0

I've started using pandas this week so pardon me if I'm asking a really obvious question. I am trying to get pandas to loop through all the sheets in my Excel wb to extract a specific column, column F for counts of occurances via value_counts.

Previously I used value_counts and typed in the specific name of the worksheet and it worked in pulling out the value count of that 1 sheet. However, the minute I replaced the sheet name to df1, it stops working.

df = pd.ExcelFile("filepath.xlsx")
for df1 in df.sheet_names:
    df2 = pd.read_excel("filepath.xlsx", sheet_name=df1, usecols="F")
    df2.dropna(inplace=False)
    print (df2.value_counts())

I expect the output to be the unique values and their occurance numbers but it returns:

AttributeError: 'DataFrame' object has no attribute 'value_counts'

Can somebody please help me?

  • 1
    The [documentation](https://pandas.pydata.org/pandas-docs/stable/reference/api/pandas.DataFrame.isin.html) mentions this function for a `Series`. If you want to get it for multiple columns, use [`apply`](https://pandas.pydata.org/pandas-docs/stable/reference/api/pandas.DataFrame.apply.html). [*Some discussions about*](https://stackoverflow.com/questions/32589829/how-to-get-value-counts-for-multiple-columns-at-once-in-pandas-dataframe) – Alexandre B. Aug 04 '19 at 18:23
  • @Trenton_M Hi! does this solution work for specific columns in all the excel sheets in the workbook? – MeHasTooManyQueries... Aug 04 '19 at 19:20
  • replace `df2.value_counts()` with `df2.apply(pd.Series.value_counts)` inside the loop – Trenton McKinney Aug 04 '19 at 19:27
  • @Trenton_M tks man! – MeHasTooManyQueries... Aug 04 '19 at 19:42

1 Answers1

0

You have a loop running on each sheet in the source Excel file. It is OK, but you should apply value_counts separately to each DataFrame (read from each sheet).
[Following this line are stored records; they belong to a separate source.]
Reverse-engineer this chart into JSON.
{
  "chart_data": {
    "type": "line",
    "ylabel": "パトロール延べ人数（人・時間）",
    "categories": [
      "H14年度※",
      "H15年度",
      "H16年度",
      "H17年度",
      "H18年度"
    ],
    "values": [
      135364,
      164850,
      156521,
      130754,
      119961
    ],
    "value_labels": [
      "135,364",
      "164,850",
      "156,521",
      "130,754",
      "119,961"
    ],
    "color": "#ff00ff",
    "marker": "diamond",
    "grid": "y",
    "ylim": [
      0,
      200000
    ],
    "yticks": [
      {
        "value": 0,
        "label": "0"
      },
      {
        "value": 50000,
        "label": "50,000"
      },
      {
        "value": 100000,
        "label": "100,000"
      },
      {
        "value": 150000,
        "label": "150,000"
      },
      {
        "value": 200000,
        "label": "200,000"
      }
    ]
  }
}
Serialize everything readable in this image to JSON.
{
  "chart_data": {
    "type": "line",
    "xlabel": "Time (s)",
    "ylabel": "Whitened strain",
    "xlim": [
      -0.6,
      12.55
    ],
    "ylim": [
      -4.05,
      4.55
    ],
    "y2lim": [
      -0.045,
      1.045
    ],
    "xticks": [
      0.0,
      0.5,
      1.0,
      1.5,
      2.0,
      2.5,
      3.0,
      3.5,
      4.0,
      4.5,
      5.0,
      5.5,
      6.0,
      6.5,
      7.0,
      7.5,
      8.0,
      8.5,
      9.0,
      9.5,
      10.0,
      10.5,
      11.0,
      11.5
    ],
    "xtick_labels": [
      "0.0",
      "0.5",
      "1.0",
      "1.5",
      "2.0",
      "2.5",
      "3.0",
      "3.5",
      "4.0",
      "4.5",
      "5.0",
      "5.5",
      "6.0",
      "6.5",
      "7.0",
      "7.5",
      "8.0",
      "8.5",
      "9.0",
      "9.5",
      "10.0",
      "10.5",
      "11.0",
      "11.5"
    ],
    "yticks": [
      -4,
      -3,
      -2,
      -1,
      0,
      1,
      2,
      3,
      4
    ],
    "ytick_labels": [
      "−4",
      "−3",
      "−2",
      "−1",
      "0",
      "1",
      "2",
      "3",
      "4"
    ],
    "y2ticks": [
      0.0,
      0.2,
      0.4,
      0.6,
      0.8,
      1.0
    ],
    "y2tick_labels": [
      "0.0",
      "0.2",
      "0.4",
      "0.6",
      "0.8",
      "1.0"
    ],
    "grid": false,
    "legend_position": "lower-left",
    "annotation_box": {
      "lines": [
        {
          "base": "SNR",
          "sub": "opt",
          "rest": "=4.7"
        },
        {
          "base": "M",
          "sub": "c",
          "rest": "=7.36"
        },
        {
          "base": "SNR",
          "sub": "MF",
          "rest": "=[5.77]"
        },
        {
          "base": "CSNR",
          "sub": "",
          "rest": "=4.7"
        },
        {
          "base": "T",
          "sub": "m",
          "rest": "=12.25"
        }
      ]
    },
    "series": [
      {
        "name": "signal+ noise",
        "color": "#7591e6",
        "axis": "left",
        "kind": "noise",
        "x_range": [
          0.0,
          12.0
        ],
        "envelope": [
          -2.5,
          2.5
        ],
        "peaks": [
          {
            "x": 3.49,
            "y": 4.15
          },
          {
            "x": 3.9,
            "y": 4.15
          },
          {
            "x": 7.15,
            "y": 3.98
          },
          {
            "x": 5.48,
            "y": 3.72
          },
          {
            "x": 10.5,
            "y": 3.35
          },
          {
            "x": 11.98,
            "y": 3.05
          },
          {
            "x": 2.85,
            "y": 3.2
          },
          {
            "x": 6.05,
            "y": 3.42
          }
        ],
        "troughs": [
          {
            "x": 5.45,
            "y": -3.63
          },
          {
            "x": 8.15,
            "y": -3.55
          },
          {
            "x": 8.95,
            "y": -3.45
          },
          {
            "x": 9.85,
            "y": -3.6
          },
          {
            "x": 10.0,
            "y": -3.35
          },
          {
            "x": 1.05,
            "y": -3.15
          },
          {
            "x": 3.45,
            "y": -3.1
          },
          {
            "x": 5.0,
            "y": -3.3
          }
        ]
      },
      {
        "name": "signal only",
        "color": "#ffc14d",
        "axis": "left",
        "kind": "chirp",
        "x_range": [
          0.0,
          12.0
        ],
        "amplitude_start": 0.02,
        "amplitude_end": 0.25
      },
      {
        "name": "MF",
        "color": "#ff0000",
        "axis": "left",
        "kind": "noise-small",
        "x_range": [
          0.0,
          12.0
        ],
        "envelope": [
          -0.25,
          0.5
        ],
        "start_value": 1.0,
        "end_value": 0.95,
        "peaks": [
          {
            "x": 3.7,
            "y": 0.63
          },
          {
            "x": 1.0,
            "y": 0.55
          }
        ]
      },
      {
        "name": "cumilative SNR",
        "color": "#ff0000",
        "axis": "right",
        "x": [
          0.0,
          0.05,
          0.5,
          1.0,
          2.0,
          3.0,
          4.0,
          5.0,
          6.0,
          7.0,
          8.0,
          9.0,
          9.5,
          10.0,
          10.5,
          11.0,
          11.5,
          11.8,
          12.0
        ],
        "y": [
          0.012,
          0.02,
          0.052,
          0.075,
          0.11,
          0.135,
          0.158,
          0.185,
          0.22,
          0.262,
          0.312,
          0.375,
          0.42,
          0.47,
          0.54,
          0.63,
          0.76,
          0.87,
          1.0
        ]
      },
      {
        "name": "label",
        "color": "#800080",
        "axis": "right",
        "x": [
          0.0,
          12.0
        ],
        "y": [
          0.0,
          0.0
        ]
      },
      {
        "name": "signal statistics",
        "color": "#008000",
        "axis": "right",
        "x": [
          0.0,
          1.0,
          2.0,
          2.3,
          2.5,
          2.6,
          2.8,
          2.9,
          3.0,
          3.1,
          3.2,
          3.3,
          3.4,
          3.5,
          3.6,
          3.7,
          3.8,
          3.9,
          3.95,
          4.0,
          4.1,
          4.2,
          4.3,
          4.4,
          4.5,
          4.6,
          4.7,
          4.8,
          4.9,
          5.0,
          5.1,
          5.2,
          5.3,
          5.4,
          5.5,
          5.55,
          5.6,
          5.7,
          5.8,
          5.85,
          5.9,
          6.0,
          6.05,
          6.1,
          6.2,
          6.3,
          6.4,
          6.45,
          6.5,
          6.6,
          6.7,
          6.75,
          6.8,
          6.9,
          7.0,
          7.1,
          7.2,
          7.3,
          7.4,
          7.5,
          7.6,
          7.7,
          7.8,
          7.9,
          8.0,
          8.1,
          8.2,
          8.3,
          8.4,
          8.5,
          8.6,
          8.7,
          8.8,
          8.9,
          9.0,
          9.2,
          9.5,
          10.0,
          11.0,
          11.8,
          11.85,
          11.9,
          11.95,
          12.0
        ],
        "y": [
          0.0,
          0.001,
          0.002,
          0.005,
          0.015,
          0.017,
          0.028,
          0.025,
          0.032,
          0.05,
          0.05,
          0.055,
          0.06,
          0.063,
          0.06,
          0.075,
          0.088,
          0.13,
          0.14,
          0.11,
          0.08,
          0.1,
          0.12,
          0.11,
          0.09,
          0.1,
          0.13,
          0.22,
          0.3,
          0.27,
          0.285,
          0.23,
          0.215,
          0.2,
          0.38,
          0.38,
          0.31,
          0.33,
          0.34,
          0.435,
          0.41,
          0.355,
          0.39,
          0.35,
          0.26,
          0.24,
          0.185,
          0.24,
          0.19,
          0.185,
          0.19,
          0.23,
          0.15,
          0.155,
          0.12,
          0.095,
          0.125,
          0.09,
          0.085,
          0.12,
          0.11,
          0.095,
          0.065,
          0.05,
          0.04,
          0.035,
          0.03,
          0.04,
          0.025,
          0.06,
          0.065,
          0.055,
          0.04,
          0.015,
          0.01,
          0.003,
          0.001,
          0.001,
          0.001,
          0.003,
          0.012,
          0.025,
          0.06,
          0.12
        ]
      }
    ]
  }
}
And a remark concerning variable names: Use df for DataFrames only. Neither Excel file nor sheet name are DataFrames.

So the loop should be somenthing like:

exFile = pd.ExcelFile("filepath.xlsx")
for sheet in exFile.sheet_names:
    df = pd.read_excel("filepath.xlsx", sheet_name=sheet, usecols="F")
    df.dropna(inplace=True)
    print('Sheet', sheet)
    print(df.apply(pd.Series.value_counts))
Valdi_Bo
  • 30,023
  • 4
  • 23
  • 41